Dr. Sonner investigates the mechanism of inhaled anesthetics. He studies anesthetic effects on expressed ion channels and in animals. His projects include: a gene mapping study in mice which differ in their anesthetic requirement; investigations on experimental anesthetics, including compounds elevated in metabolic comas, which are hypothesized to act as endogenous anesthetics; and he is developing yeast models to investigate basic biologic effects of inhaled anesthetics.
Hua Su, MD
Dr. Su is interested in angiogenic gene and cell therapies for ischemic organs and tissues, and the mechanisms of angiogenesis. Her current research includes:
1. Developing strategies to treat brain ischemia by promoting functional angiogenesis and neurorestoration. Dr. Su is testing the feasibility of using adeno-associated viral vector (AAV) mediated hypoxia-inducible angiogenic gene expression to induce angiogenesis at ischemic core/penumbra of ischemic brain. Funded by a grant from the CIRM stem cell program and collaborating with Dr. Samuel Pleasure in the Dept. of Neurology, she is using human stem cell derived oligodendrocytes to regenerate injured brain. She is also collaborating with Dr. Fen-Biao Gao at Gladstone Research Institute, studying the roles of micro RNA in neuron stem cell differentiation, migration and in brain injuries
2. Studying the mechanisms of brain AVM pathogenesis and developing a clinically relevant model of brain arteriovenous malformation (AVM). The etiopathogenesis of brain AVM remains unknown and research progress is critically hampered by the lack of animal models. In collaboration with Dr. William Young and other scientists in the Center for Cerebrovascular Research, Dr. Su is using the following strategies to develop brain AVM model in the adult mouse: (1) genetic manipulation using transgenic or knockout mice; (2) block ligand-receptor binding by overexpression of soluble proteins; (3) focal angiogenic stimulation by AAV mediated VEGF gene transfer; and (4) altering hemodynamic forces in the brain by pharmacological manipulation or surgical creation of arteriovenous shunting.

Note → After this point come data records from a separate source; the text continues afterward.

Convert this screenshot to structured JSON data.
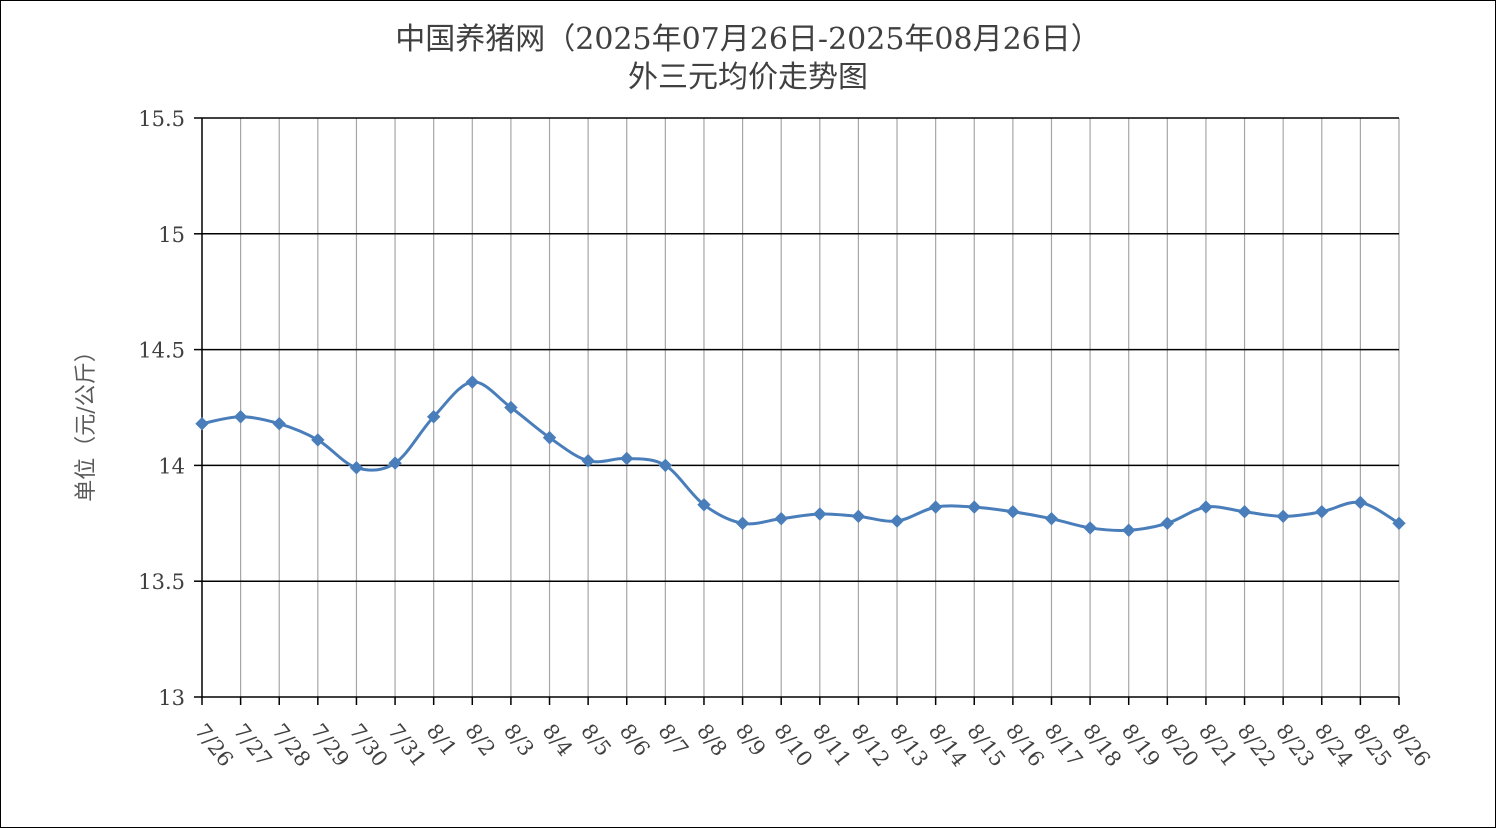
{
  "chart_data": {
    "type": "line",
    "title": "中国养猪网（2025年07月26日-2025年08月26日）",
    "subtitle": "外三元均价走势图",
    "xlabel": "",
    "ylabel": "单位（元/公斤）",
    "ylim": [
      13,
      15.5
    ],
    "yticks": [
      13,
      13.5,
      14,
      14.5,
      15,
      15.5
    ],
    "ytick_labels": [
      "13",
      "13.5",
      "14",
      "14.5",
      "15",
      "15.5"
    ],
    "grid": "on",
    "legend": "none",
    "categories": [
      "7/26",
      "7/27",
      "7/28",
      "7/29",
      "7/30",
      "7/31",
      "8/1",
      "8/2",
      "8/3",
      "8/4",
      "8/5",
      "8/6",
      "8/7",
      "8/8",
      "8/9",
      "8/10",
      "8/11",
      "8/12",
      "8/13",
      "8/14",
      "8/15",
      "8/16",
      "8/17",
      "8/18",
      "8/19",
      "8/20",
      "8/21",
      "8/22",
      "8/23",
      "8/24",
      "8/25",
      "8/26"
    ],
    "series": [
      {
        "values": [
          14.18,
          14.21,
          14.18,
          14.11,
          13.99,
          14.01,
          14.21,
          14.36,
          14.25,
          14.12,
          14.02,
          14.03,
          14.0,
          13.83,
          13.75,
          13.77,
          13.79,
          13.78,
          13.76,
          13.82,
          13.82,
          13.8,
          13.77,
          13.73,
          13.72,
          13.75,
          13.82,
          13.8,
          13.78,
          13.8,
          13.84,
          13.75
        ],
        "color": "#4A7EBB",
        "marker": "diamond"
      }
    ]
  }
}
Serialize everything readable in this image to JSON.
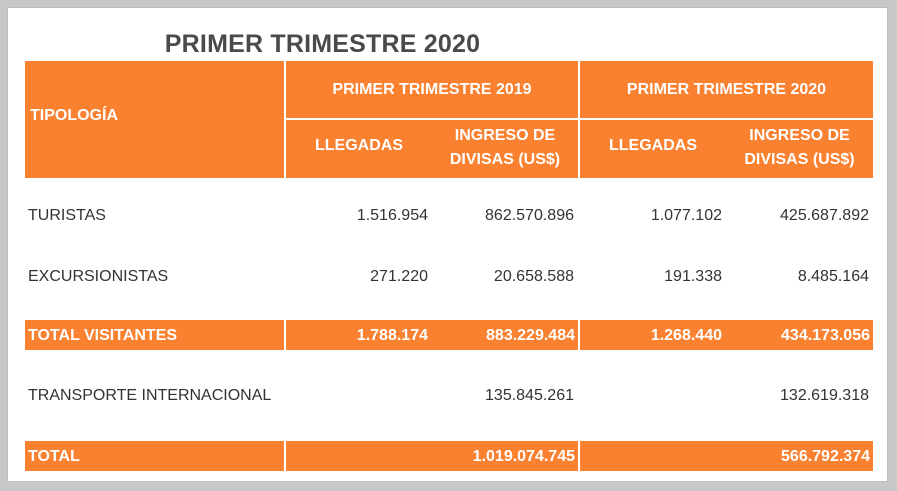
{
  "title": "PRIMER TRIMESTRE 2020",
  "colors": {
    "accent": "#f98130",
    "title": "#4a4a4a",
    "text": "#333333"
  },
  "headers": {
    "tipologia": "TIPOLOGÍA",
    "period_2019": "PRIMER TRIMESTRE 2019",
    "period_2020": "PRIMER TRIMESTRE 2020",
    "llegadas": "LLEGADAS",
    "ingreso_line1": "INGRESO DE",
    "ingreso_line2": "DIVISAS (US$)"
  },
  "rows": [
    {
      "label": "TURISTAS",
      "llegadas_2019": "1.516.954",
      "ingreso_2019": "862.570.896",
      "llegadas_2020": "1.077.102",
      "ingreso_2020": "425.687.892"
    },
    {
      "label": "EXCURSIONISTAS",
      "llegadas_2019": "271.220",
      "ingreso_2019": "20.658.588",
      "llegadas_2020": "191.338",
      "ingreso_2020": "8.485.164"
    }
  ],
  "total_visitantes": {
    "label": "TOTAL VISITANTES",
    "llegadas_2019": "1.788.174",
    "ingreso_2019": "883.229.484",
    "llegadas_2020": "1.268.440",
    "ingreso_2020": "434.173.056"
  },
  "transporte": {
    "label": "TRANSPORTE INTERNACIONAL",
    "ingreso_2019": "135.845.261",
    "ingreso_2020": "132.619.318"
  },
  "total": {
    "label": "TOTAL",
    "ingreso_2019": "1.019.074.745",
    "ingreso_2020": "566.792.374"
  }
}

Dr. Talke investigates the physiology and pharmacology of highly selective alpha-2 agonists in humans and in animals. He currently concentrates on the effect of different alpha-2b genotypes on vascular responsiveness in humans.
Dr. Wallace is a biomedical engineer who investigates methods for the reduction in perioperative cardiac risk. He is working on a project to implement perioperative beta blockade throughout the VA and Kaiser Medical systems. Dr. Wallace works on anti-ischemic drug development as well as device development to make cardiac surgery safer.
Dr. Yost studies a special class of potassium channels that may contribute to the mechanism of action of volatile anesthetics. In addition his lab investigates the molecular pharmacology of other ligand-gated ion channels, such as the GABAA, glycine, 5-HT3 and NMDA receptors with respect to other drugs used in anesthesia.